Gilboa Davara <gilboad@xxxxxxxxx> wrote:
On Sun, 2007-06-17 at 22:13 +0300, Gilboa Davara wrote:
> Hello all,
>
> I've got a private network that been running flawlessly for years. (With
> minor/major upgrade now and then)
> My file server is running CentOS5 (SELinux targeted) and my Workstation
> is running FC6. (SELinux disabled)
> I'm trying to access a certain NFS share on my workstation (from the
> CentOS server) and I'm getting "EACCESS" when I try to mount the share.
> (using autofs and manual mount)
> A couple of things:
> 1. The setup has been working perfectly up until two days ago. No idea
> what changed.
> 2. autofs fails silently while manual mount fails on "Permission
> denied".
> 3. /etc/hosts is valid. I can ping from each machine from the other.

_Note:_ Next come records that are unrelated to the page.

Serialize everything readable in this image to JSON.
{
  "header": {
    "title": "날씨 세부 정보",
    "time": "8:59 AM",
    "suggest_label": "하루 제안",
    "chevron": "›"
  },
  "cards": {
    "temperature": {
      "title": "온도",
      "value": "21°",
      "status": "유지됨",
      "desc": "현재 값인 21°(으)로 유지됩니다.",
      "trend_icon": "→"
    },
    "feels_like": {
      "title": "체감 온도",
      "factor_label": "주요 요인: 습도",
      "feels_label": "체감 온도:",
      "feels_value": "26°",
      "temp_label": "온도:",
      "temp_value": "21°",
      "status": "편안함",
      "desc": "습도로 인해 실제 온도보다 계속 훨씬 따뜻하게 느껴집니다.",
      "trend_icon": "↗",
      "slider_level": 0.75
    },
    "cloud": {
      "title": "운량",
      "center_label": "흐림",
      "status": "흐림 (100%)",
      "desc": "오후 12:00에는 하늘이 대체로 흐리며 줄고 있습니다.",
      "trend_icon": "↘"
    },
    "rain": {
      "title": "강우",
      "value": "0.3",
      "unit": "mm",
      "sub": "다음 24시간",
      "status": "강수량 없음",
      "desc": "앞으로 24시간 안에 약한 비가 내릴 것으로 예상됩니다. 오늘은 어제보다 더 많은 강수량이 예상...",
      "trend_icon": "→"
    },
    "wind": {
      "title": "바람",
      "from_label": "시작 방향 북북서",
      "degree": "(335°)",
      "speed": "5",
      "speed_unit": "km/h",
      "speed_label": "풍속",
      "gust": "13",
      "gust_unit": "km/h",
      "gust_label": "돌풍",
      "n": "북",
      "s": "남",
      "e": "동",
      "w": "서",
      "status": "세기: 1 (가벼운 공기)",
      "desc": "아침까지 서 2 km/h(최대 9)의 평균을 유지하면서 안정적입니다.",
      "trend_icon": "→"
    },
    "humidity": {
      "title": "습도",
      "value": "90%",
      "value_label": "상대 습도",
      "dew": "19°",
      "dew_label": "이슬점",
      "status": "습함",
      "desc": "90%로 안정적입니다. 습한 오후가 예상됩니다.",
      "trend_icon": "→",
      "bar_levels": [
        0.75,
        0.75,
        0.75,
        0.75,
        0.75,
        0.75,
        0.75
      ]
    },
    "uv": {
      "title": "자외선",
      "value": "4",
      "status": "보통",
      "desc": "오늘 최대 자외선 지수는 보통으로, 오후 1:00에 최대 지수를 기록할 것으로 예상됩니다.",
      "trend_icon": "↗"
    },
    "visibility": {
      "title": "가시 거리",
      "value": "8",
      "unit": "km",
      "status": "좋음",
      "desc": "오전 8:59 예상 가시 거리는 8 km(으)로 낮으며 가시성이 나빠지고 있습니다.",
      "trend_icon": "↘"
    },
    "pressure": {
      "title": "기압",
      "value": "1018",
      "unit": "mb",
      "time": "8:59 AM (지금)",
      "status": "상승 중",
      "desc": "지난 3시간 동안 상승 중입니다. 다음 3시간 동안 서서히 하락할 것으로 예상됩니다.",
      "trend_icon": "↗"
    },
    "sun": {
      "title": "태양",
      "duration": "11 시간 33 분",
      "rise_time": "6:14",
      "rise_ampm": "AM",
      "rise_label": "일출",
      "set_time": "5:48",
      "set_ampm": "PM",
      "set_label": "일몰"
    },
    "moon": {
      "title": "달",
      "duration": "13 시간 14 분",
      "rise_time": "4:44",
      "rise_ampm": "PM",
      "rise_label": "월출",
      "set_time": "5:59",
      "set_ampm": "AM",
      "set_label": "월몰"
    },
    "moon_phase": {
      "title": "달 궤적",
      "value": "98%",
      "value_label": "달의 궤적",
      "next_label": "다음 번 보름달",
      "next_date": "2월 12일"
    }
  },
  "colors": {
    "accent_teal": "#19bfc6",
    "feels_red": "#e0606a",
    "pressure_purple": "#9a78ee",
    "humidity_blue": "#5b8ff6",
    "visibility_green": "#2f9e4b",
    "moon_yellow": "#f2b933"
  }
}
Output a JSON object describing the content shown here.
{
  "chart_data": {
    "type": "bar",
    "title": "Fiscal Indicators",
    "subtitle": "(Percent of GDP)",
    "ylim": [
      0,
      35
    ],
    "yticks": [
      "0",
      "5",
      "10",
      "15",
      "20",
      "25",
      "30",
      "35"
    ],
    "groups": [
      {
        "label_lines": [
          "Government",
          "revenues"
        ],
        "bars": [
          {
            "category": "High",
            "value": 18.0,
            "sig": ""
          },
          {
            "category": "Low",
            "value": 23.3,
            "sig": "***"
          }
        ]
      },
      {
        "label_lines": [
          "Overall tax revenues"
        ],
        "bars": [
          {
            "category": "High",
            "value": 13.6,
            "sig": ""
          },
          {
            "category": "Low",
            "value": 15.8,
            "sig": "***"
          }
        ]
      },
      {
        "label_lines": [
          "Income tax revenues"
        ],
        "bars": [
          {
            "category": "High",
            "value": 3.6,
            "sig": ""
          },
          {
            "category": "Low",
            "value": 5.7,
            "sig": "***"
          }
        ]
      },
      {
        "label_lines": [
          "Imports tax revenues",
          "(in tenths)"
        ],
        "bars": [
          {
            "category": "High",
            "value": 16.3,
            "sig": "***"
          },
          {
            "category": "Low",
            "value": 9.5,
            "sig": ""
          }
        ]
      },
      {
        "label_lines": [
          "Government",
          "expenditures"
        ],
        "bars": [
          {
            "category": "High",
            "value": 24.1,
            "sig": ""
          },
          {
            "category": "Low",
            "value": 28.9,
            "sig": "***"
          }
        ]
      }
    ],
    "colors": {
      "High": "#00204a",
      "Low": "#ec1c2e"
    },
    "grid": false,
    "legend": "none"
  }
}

> 4. /etc/hosts.allow/deny are empty.
> 5. This is not an SELinux problem. (SELinux running on the client),
> using wireshark I can detect the error coming from the server.
> 6. There's nothing in /var/log/messages on both ends. (Only the usual
> "authenticated mount request from blah for blah.)
> 7. I restarted the nfs, portmap and autofs service. Nada.
>
> Help?
>
> - Gilboa
>
OK. Tried mount the NFS from the workstation itself and it failed.
NFS seems to be broken :(
Hey Gilboa -
Just the usual advice of turn off the firewall and put SELinux into
permissive mode on the workstation long enough to see if you can then do
the mount. Also, what version of CentOS is your server running and what
version of NFS are we talking about? Lastly, when were you last able to
mount a share on your workstation from the server? It sounds like this
isn't how you normally run your network.
I just had printing stop working from my wife's Windoze box to my Samba
server because an update had overwritten /etc/cups/mime.types. She
doesn't print that much so no idea how long ago it was when the change
occurred.
Cheers,
Dave
--
Politics, n. Strife of interests masquerading as a contest of principles.